Les soldes de la balance des paiements représentent des outils d’analyse incontournables de la santé d’une économie moderne. Elle présente la position extérieure d’une économie, d’un pays.
C’est un document statistique qui recense dans un cadre comptable toutes les transactions réalisées sur une période donnée entre les résidents d’un ensemble économique et ses non-résidents.
Ces transactions sur une période donnée, s'inscrivent dans un cadre bien défini et codifié par le FMI.
L’analyse de la balance des paiements permet de faire ressortir la problématique de l’ajustement. 
La balance ne peut être qu'approximative, c'est pourquoi, il existe un poste d'équilibre « erreurs et omissions nettes »
Il est important de connaître la finalité de l’élaboration de cette balance des paiements. Pour ce faire, je vais commencer par vous décrire sa composition pour ensuite vous livrer son utilité en termes de politique économique.

I) Composition et interprétation de la Balance des paiements :

Les éléments qui composent la Balance des paiements se décompose en 4 comptes :

=> compte des transactions courantes : exportations et importations de biens, services, revenus
et transferts courants
=> compte de capital : Transfert en capital et actifs non financiers (usines, brevets).
=> compte financier : -
investissements directs à l'étranger (OPA, détention d'actions > à10% du capital investissements de portefeuilles (Actions, obligations)
autres investissements : avoirs/engagements (Billets de banque, dépots dans les banques, crédits commerciaux/bancaires )
Produits financiers dérivés
avoirs de réserves (or, devises, crédits auprès du FMI)
=> compte erreurs et omissions : objectif ajuster les comptes/balance.

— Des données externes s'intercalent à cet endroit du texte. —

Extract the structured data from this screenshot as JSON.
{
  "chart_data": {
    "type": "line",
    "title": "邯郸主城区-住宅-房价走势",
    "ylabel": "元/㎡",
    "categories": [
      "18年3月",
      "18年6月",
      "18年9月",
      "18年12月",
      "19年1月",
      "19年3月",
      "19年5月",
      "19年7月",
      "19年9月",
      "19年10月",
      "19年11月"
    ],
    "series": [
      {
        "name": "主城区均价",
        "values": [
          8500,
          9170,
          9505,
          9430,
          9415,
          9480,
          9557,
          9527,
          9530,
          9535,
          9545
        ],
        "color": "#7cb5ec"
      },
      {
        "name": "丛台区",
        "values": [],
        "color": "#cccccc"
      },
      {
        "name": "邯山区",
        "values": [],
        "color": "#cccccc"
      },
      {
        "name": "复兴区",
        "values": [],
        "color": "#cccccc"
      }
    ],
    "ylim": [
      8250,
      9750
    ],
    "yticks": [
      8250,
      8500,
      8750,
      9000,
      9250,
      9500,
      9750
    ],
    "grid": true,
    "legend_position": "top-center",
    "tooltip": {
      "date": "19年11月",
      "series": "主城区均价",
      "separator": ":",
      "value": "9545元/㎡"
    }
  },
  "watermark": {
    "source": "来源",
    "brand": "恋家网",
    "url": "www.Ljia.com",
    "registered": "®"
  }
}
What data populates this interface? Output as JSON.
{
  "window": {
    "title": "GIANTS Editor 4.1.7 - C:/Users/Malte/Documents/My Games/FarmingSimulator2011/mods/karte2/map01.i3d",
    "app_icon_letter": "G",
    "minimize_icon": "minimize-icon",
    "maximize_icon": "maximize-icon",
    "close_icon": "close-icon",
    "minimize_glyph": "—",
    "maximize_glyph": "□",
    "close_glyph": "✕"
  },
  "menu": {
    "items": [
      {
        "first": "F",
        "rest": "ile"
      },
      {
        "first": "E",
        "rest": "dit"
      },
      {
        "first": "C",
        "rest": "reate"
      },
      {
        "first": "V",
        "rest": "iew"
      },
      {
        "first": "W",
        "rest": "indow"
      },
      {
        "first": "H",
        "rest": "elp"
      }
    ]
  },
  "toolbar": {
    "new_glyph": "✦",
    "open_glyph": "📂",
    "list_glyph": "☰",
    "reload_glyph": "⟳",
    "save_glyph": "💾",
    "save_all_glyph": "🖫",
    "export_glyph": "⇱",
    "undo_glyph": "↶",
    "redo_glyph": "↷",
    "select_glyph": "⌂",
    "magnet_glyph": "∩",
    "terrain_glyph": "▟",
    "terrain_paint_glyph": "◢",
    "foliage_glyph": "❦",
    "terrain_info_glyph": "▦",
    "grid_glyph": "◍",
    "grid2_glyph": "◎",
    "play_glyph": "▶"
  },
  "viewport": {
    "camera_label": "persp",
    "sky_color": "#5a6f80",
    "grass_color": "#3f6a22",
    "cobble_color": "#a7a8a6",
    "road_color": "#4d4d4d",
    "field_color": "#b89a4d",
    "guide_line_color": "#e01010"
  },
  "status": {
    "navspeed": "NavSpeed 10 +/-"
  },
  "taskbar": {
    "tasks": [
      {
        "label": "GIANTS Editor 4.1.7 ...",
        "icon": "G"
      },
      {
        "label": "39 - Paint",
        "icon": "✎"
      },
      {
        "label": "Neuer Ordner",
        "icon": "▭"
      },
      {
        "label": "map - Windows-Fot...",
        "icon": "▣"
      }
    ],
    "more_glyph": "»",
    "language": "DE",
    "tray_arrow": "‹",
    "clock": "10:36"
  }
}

L’analyse des soldes de comptes

Les soldes intermédiaires vont permettre de dégager un solde représentatif des capacités et des besoins de financement d’un pays.
Par exemple : 
Le solde des transactions courantes, la balance commerciale, reflète la capacité d’une économie nationale à équilibres ses échanges avec le reste du monde, sa compétitivité, sa place dans le monde.

Le compte des transactions courantes est important pour une économie, par exemple s’il est négatif cela signifie que la nation s’endette vis à vis de l’extérieur pour financer sa consommation, son investissement.  S’il est positif cela peut signifier que la nation dégage une épargne, qu’elle peut placer à l’étranger. 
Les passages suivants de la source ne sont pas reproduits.